Wednesday, June 13, 2007

Selling out?

One of my favourite (an indeed one of the nation’s favourite) drinks manufacturers have come under fire the last few weeks for making a deal with the devil (well, not the actual devil, just the corporate empire many believe to be in league with Beelzebub). Innocent drinks have agreed to sell their smoothies in McDonald’s Happy Meals for children, and the Innocent drinkers are not happy. “It’s all about money and you won’t be getting any more of mine”, one angry blogger wrote on the Innocent blog. A slight overreaction in my opinion.

Yes, McDonalds may not be (OK are definitely not) the most ethical of companies. However, to give them a little credit, over recent years they have made a real effort to overcome the negative perceptions of consumers and actually be more ethical, working with the likes of Greenpeace and the Rainforest Alliance. And Innocent are only supplying them with some of their drinks, they aren’t selling the company to McDonalds, which is what you might think viewing the hostile reactions of some consumers.

Innocent understandably defended their position on the wake of the backlash. At the end of the first day of the barrage, Richard Ree, one of the three founders, put out a statement on the company’s blog saying that ‘surely it’s better for children to get the chance to drink healthy fruit smoothies than the kind of stuff that is more usually available from McDonald’s.’ Unfortunately this just fuelled the fire for some.

Jamie Mitchell, the managing director of Innocent in the UK did admit that Innocent had been quite naïve in not realising just how negative the reaction would be. However, he does point out that they had consulted with both Greenpeace and the Rainforest Alliance beforehand and made the final decision based on ethics and health. “Our objective is to get kids to have more fruit. We couldn’t just stand outside being angry about it. We want our drinks to reach kids wherever they are – that means schools and family restaurants. So we’re aiming at both of those.”

In addition to various statements, the company bosses also surprised around 30 of the harshest critics on their blog by phoning them up for a conversation. “We might not have convinced them, but at least we’ve reached a point where we know we respect each other’s position.” Not only great damage limitation I reckon, but also an excellent customer feedback strategy.

Obviously I can see the point of view from those with a deadly opposition to Innocent having any association with the likes of McDonald’s. They see it as a small(ish), caring company selling out simply to make big bucks. But those consumers who grew to care so much for the Innocent brand should surely have a little more faith in the brand and look beyond the money aspect of the deal.
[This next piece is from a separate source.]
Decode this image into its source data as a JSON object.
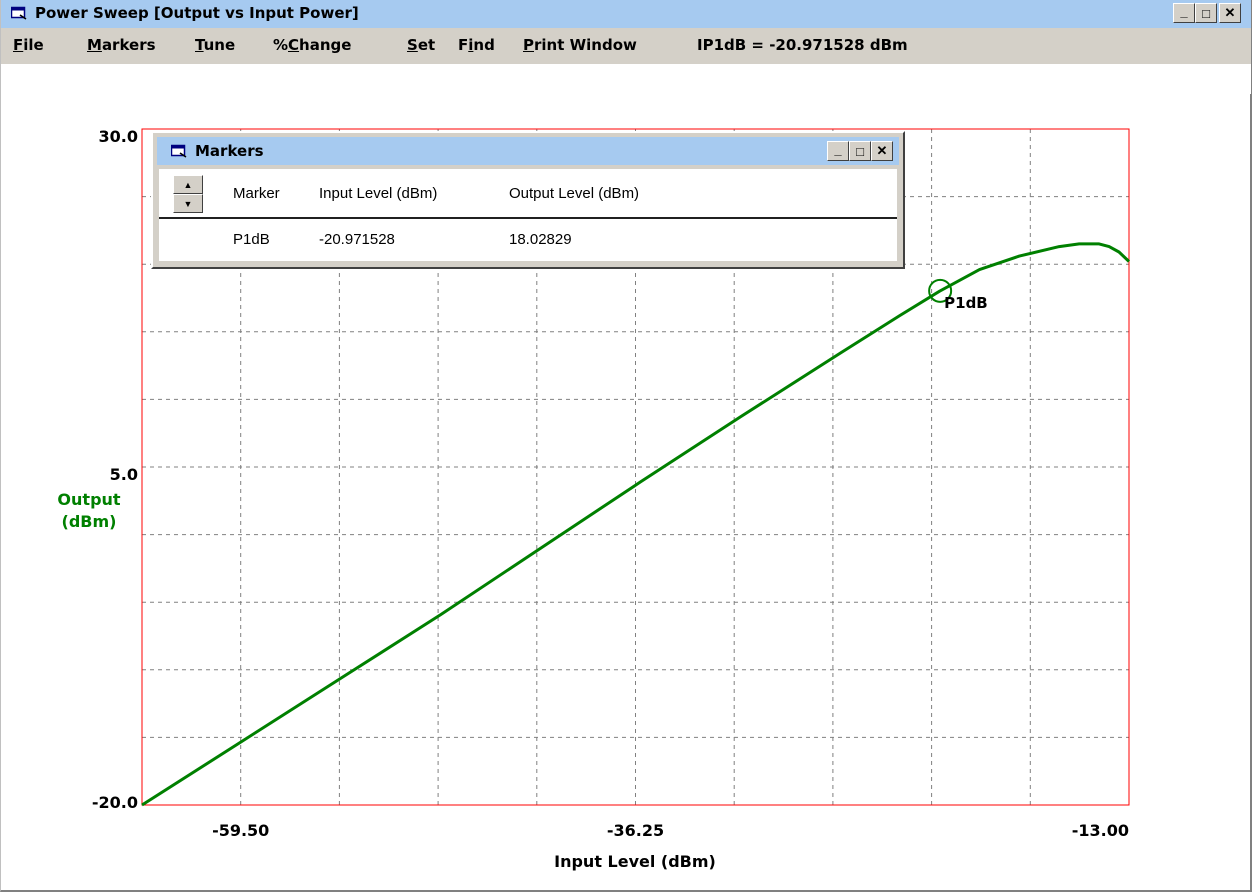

I am an Innocent lover. I subscribe to their newsletter, I read their blog sometimes and I consume the smoothies on an almost daily basis. Every time I buy a carton I turn to the bottom to see what little witty saying they have put on and look around the rest of the carton to see if there are any new stories or funny bits that have been added to that particular flavour. Along the way I’ve grown to have a great affection for the company, not just because of their quirky brand personality but also because of their honest, heartfelt ethical stance. And clearly I’m not the only one. Shoot me if you like, but that hasn’t been eroded one bit by their decision to work for McDonald’s. If anything, I possibly have more respect for them, because instead of standing back and shaking their heads at the big, evil corporate empire, when McDonald’s came to ask if they could sell their drinks, they said yes. Why? Because they know that a lot of kids eat there and it’s yet another way to introduce them to healthy food in an otherwise unhealthy environment. I’m pretty sure that doesn’t mean that Innocent agree with everything McDonald’s stands for and doesn’t mean that they won’t make money out of the deal either, it simply means that they weren’t too scared to do something they knew may be unpopular. Because they thought it was the right thing to do.

At the moment this is only a regional pilot scheme and I suppose time will tell how successful it will be for both companies. Innocent certainly have more to lose than McDonald’s in the scenario. I don’t think it will deal a deadly blow in the long run however. It is debateable whether McDonald’s are supplying the drinks for the ‘right’ reasons. It may be the case that they are merely making a/another token gesture to appear to care more about the health of their customers while riding on the coattails of Innocents success and great reputation. But maybe, just maybe, they do care. Either way, I’ve got no doubt that Innocent has done the deal for the right reasons. Perhaps I’ve been blinded by my brand loyalty, but to me that can only mean that Innocent is doing their job right.